Was können wir dagegen tun? Und was sind die guten Seiten der Digitalisierung? Ein wichtiges Stichwort ist meiner Meinung nach „Kooperation”. In unserer vernetzten Welt ist das Kooperieren einfacher denn je. Informationen können immer schneller übertragen und geteilt werden wie z. B. über diverse Clouds. Ich denke, dass ein Paradigma, in dem wir uns wegbewegen von Konkurrenzdenken und hinbewegen zu Kooperationsdenken, zu einer Zukunft führen kann, in der wir den technischen Fortschritt besser und gesünder bewältigen können. Und nicht nur das: Kooperation während digitaler Transformation kann auch zu wunderbaren unternehmensinternen Veränderungen führen, die wir uns schon lange wünschen. Kooperation zwischen älteren und jüngeren Menschen, die im Umgang mit Technik und digitalen Strukturen häufig geschickter sind, kann Unternehmen helfen, sich von überholten hierarchischen Strukturen zu lösen und den Weg zu modernen Konzepten einzuleiten. So können Unternehmen z. B. mehr Diversität in Führungsposition erlangen, was längst überfällig ist.

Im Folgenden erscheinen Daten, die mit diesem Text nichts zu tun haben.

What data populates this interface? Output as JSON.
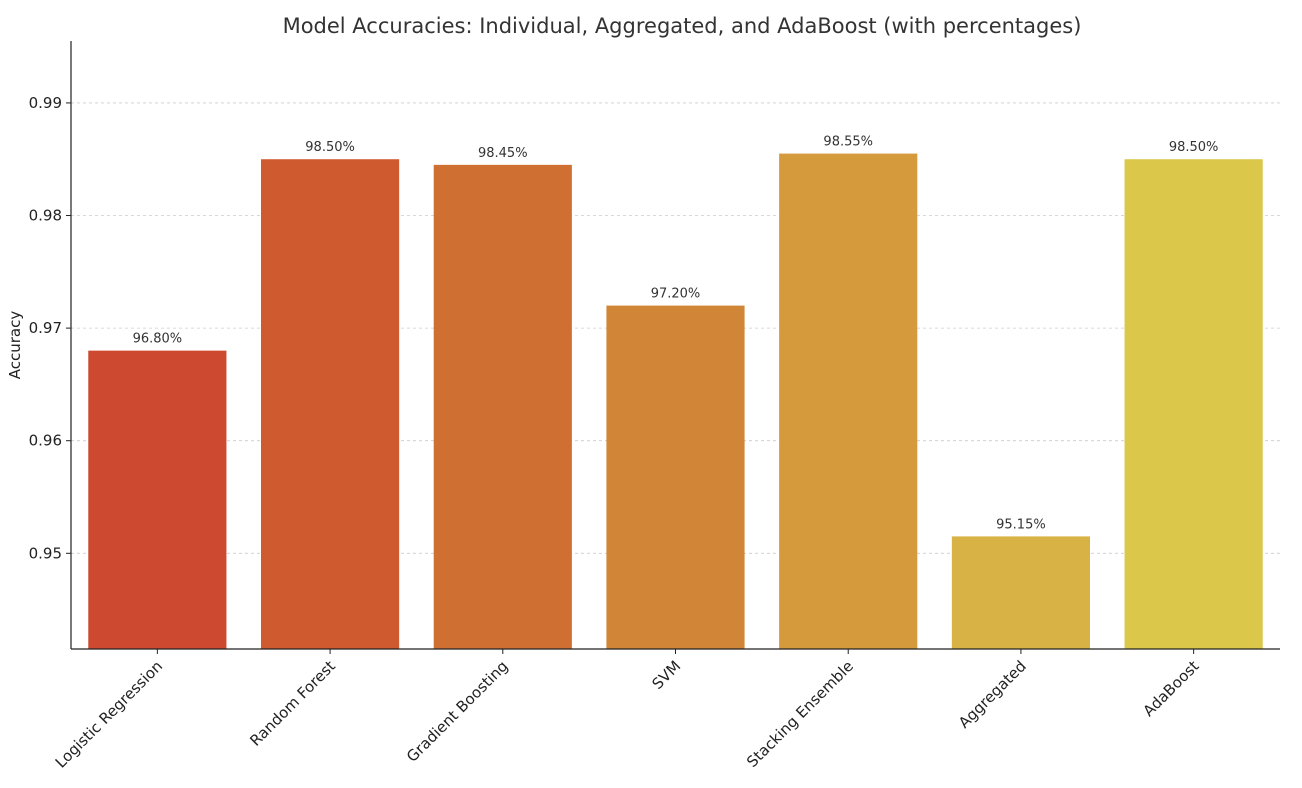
{
  "chart_data": {
    "type": "bar",
    "title": "Model Accuracies: Individual, Aggregated, and AdaBoost (with percentages)",
    "xlabel": "",
    "ylabel": "Accuracy",
    "categories": [
      "Logistic Regression",
      "Random Forest",
      "Gradient Boosting",
      "SVM",
      "Stacking Ensemble",
      "Aggregated",
      "AdaBoost"
    ],
    "values": [
      0.968,
      0.985,
      0.9845,
      0.972,
      0.9855,
      0.9515,
      0.985
    ],
    "data_labels": [
      "96.80%",
      "98.50%",
      "98.45%",
      "97.20%",
      "98.55%",
      "95.15%",
      "98.50%"
    ],
    "colors": [
      "#cd4a30",
      "#cf5a2f",
      "#cf7032",
      "#d08537",
      "#d49a3c",
      "#d8b244",
      "#dbc84a"
    ],
    "ylim": [
      0.9415,
      0.9955
    ],
    "yticks": [
      0.95,
      0.96,
      0.97,
      0.98,
      0.99
    ],
    "ytick_labels": [
      "0.95",
      "0.96",
      "0.97",
      "0.98",
      "0.99"
    ],
    "grid": true,
    "grid_axis": "y",
    "legend": "none"
  }
}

Zusammenfassend denke ich, dass die Digitalisierung uns viele Chancen zu positiver Veränderung gibt, aber wir dürfen die mentale Arbeit, die wir selbst leisten müssen, nicht unterschätzen. Wir müssen uns bewusst sein, dass Probleme und Misskommunikation auftreten können und werden, aber auch, dass es dafür Lösungen gibt, die es bewusst zu suchen gilt. Denn einen Weg zurück gibt es nicht.